幼稚園ではない幼稚園①
私が通っていた幼稚園は非常に変わっていた幼稚園だった。
いわゆる一般的な「やさしい先生がいる幼稚園」ではなく「自分のほしいもの、やりたいことは自分で発信しないと怒られる幼稚園」だった。
そのスパルタ教育は強烈で、今の時代であればメディアに取り上げられそうな風変わりな幼稚園だった。
一般的な幼稚園では良く見かける、滑り台やジャングルジム、砂場は一切ない。
あるのは、ただ広い空き地だけ。この幼稚園での遊びかたはこうだ。
「自分の遊びたいものは、自分で作り出す」それだけ。
今思えば、目的や手段を自身で考え、実行する力を身につける事ができるようになったが
入園当初は露頭に迷った。わずか3歳で世の中はすごいと感じた事を今でも鮮明に覚えている。
それまで、一般的な家庭の長女として生まれた為、祖父母にとっても初孫だった事もあり物に不自由する事はなく、おもちゃは常に手元にある環境で、ぬくぬくと3歳まで育っていた。
おままごとをしたくても、何もない。
塗り絵をしたくても、何もない。
お人形遊びをしたくても、何もない。
入園翌日、先生に聞いた。
自分「おもちゃがないんだけど、どうやって遊べばいい?」
先生「どうやったら、その遊びができると思う?」
自分「・・・・・・」
自分「つくるしかない」
おままごとは、外から葉っぱや木、お花をとってきて、ホチキスやセロテープで食器を作った。
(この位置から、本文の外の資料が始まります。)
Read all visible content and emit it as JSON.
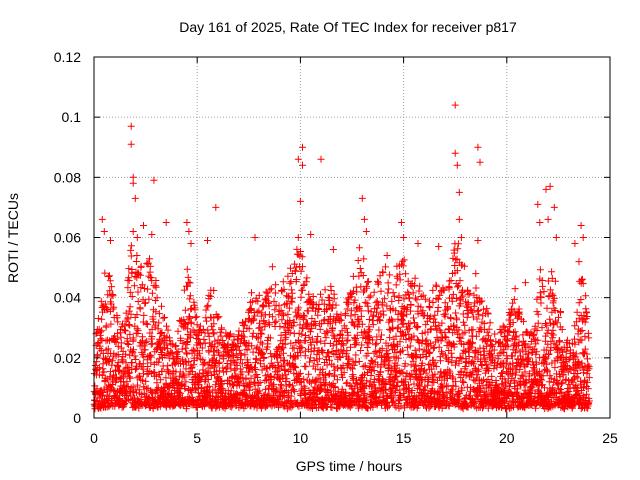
{
  "chart_data": {
    "type": "scatter",
    "title": "Day 161 of 2025, Rate Of TEC Index for receiver p817",
    "xlabel": "GPS time / hours",
    "ylabel": "ROTI / TECUs",
    "xlim": [
      0,
      25
    ],
    "ylim": [
      0,
      0.12
    ],
    "x_ticks": [
      0,
      5,
      10,
      15,
      20,
      25
    ],
    "y_ticks": [
      0,
      0.02,
      0.04,
      0.06,
      0.08,
      0.1,
      0.12
    ],
    "x_tick_labels": [
      "0",
      "5",
      "10",
      "15",
      "20",
      "25"
    ],
    "y_tick_labels": [
      "0",
      "0.02",
      "0.04",
      "0.06",
      "0.08",
      "0.1",
      "0.12"
    ],
    "grid": true,
    "legend": "none",
    "marker": "plus",
    "marker_color": "#ff0000",
    "data_extent": [
      0,
      24
    ],
    "points": [
      [
        1.8,
        0.097
      ],
      [
        1.8,
        0.091
      ],
      [
        1.9,
        0.08
      ],
      [
        1.9,
        0.078
      ],
      [
        2.0,
        0.073
      ],
      [
        2.9,
        0.079
      ],
      [
        0.4,
        0.066
      ],
      [
        0.5,
        0.062
      ],
      [
        0.8,
        0.059
      ],
      [
        1.9,
        0.062
      ],
      [
        2.1,
        0.06
      ],
      [
        2.4,
        0.064
      ],
      [
        2.8,
        0.061
      ],
      [
        3.5,
        0.065
      ],
      [
        4.5,
        0.065
      ],
      [
        4.6,
        0.062
      ],
      [
        4.7,
        0.058
      ],
      [
        5.5,
        0.059
      ],
      [
        5.9,
        0.07
      ],
      [
        7.8,
        0.06
      ],
      [
        9.9,
        0.086
      ],
      [
        10.1,
        0.09
      ],
      [
        10.1,
        0.084
      ],
      [
        10.0,
        0.072
      ],
      [
        9.9,
        0.06
      ],
      [
        10.5,
        0.061
      ],
      [
        11.0,
        0.086
      ],
      [
        11.6,
        0.056
      ],
      [
        13.0,
        0.073
      ],
      [
        13.1,
        0.066
      ],
      [
        13.2,
        0.062
      ],
      [
        14.2,
        0.054
      ],
      [
        14.9,
        0.065
      ],
      [
        15.0,
        0.06
      ],
      [
        15.7,
        0.058
      ],
      [
        16.7,
        0.057
      ],
      [
        17.5,
        0.104
      ],
      [
        17.5,
        0.088
      ],
      [
        17.6,
        0.084
      ],
      [
        17.7,
        0.075
      ],
      [
        17.7,
        0.066
      ],
      [
        17.8,
        0.06
      ],
      [
        18.6,
        0.09
      ],
      [
        18.7,
        0.085
      ],
      [
        18.6,
        0.059
      ],
      [
        18.5,
        0.048
      ],
      [
        20.4,
        0.043
      ],
      [
        20.9,
        0.045
      ],
      [
        21.5,
        0.071
      ],
      [
        21.6,
        0.065
      ],
      [
        21.9,
        0.076
      ],
      [
        22.1,
        0.077
      ],
      [
        22.0,
        0.066
      ],
      [
        22.3,
        0.07
      ],
      [
        22.4,
        0.06
      ],
      [
        21.8,
        0.042
      ],
      [
        23.3,
        0.058
      ],
      [
        23.6,
        0.064
      ],
      [
        23.7,
        0.06
      ],
      [
        23.5,
        0.052
      ]
    ],
    "envelope": [
      [
        0.0,
        0.022
      ],
      [
        0.3,
        0.04
      ],
      [
        0.6,
        0.052
      ],
      [
        0.9,
        0.045
      ],
      [
        1.2,
        0.03
      ],
      [
        1.5,
        0.036
      ],
      [
        1.8,
        0.06
      ],
      [
        2.1,
        0.056
      ],
      [
        2.4,
        0.05
      ],
      [
        2.7,
        0.056
      ],
      [
        3.0,
        0.045
      ],
      [
        3.3,
        0.036
      ],
      [
        3.6,
        0.03
      ],
      [
        3.9,
        0.025
      ],
      [
        4.2,
        0.033
      ],
      [
        4.5,
        0.05
      ],
      [
        4.8,
        0.042
      ],
      [
        5.1,
        0.03
      ],
      [
        5.4,
        0.036
      ],
      [
        5.7,
        0.047
      ],
      [
        6.0,
        0.035
      ],
      [
        6.3,
        0.028
      ],
      [
        6.6,
        0.03
      ],
      [
        6.9,
        0.025
      ],
      [
        7.2,
        0.033
      ],
      [
        7.5,
        0.038
      ],
      [
        7.8,
        0.048
      ],
      [
        8.1,
        0.038
      ],
      [
        8.4,
        0.044
      ],
      [
        8.7,
        0.052
      ],
      [
        9.0,
        0.042
      ],
      [
        9.3,
        0.048
      ],
      [
        9.6,
        0.052
      ],
      [
        9.9,
        0.058
      ],
      [
        10.2,
        0.05
      ],
      [
        10.5,
        0.045
      ],
      [
        10.8,
        0.038
      ],
      [
        11.1,
        0.042
      ],
      [
        11.4,
        0.046
      ],
      [
        11.7,
        0.04
      ],
      [
        12.0,
        0.035
      ],
      [
        12.3,
        0.04
      ],
      [
        12.6,
        0.048
      ],
      [
        12.9,
        0.058
      ],
      [
        13.2,
        0.052
      ],
      [
        13.5,
        0.044
      ],
      [
        13.8,
        0.048
      ],
      [
        14.1,
        0.052
      ],
      [
        14.4,
        0.045
      ],
      [
        14.7,
        0.05
      ],
      [
        15.0,
        0.055
      ],
      [
        15.3,
        0.045
      ],
      [
        15.6,
        0.048
      ],
      [
        15.9,
        0.042
      ],
      [
        16.2,
        0.038
      ],
      [
        16.5,
        0.044
      ],
      [
        16.8,
        0.05
      ],
      [
        17.1,
        0.04
      ],
      [
        17.4,
        0.058
      ],
      [
        17.7,
        0.06
      ],
      [
        18.0,
        0.048
      ],
      [
        18.3,
        0.04
      ],
      [
        18.6,
        0.045
      ],
      [
        18.9,
        0.04
      ],
      [
        19.2,
        0.033
      ],
      [
        19.5,
        0.028
      ],
      [
        19.8,
        0.032
      ],
      [
        20.1,
        0.036
      ],
      [
        20.4,
        0.04
      ],
      [
        20.7,
        0.038
      ],
      [
        21.0,
        0.03
      ],
      [
        21.3,
        0.028
      ],
      [
        21.6,
        0.052
      ],
      [
        21.9,
        0.045
      ],
      [
        22.2,
        0.055
      ],
      [
        22.5,
        0.04
      ],
      [
        22.8,
        0.025
      ],
      [
        23.1,
        0.028
      ],
      [
        23.4,
        0.038
      ],
      [
        23.7,
        0.055
      ],
      [
        24.0,
        0.025
      ]
    ],
    "baseline_y": 0.004
  }
}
(お米の代わりに砂利を使った)
木を登る事もざらにあり、毎日手足は傷だらけだった。
塗り絵は白い紙に自分でクレヨンの黒で枠線を書き、その枠線の中をクレヨンで塗る事で塗り絵ができた。
お人形遊びは困ったが、新聞紙を丸めて頭を作り、白い紙に顔を書き、洋服も同様に白い紙にクレヨンで自分の好きな柄の洋服の絵を書き、セロテープでくっつけた。
そのとき感じたのは「他のおもちゃよりも愛着が湧いたこと」に驚いた。
ただ、大事にしすぎてボロボロになった為、日々改良を重ねた結果、徐々にクオリティが上がっていき、終いには、お着替え用の洋服も作るようになった。
このときから、私の中で「ないものは自分で作ればいい」という精神が生まれ、根付いたのであった。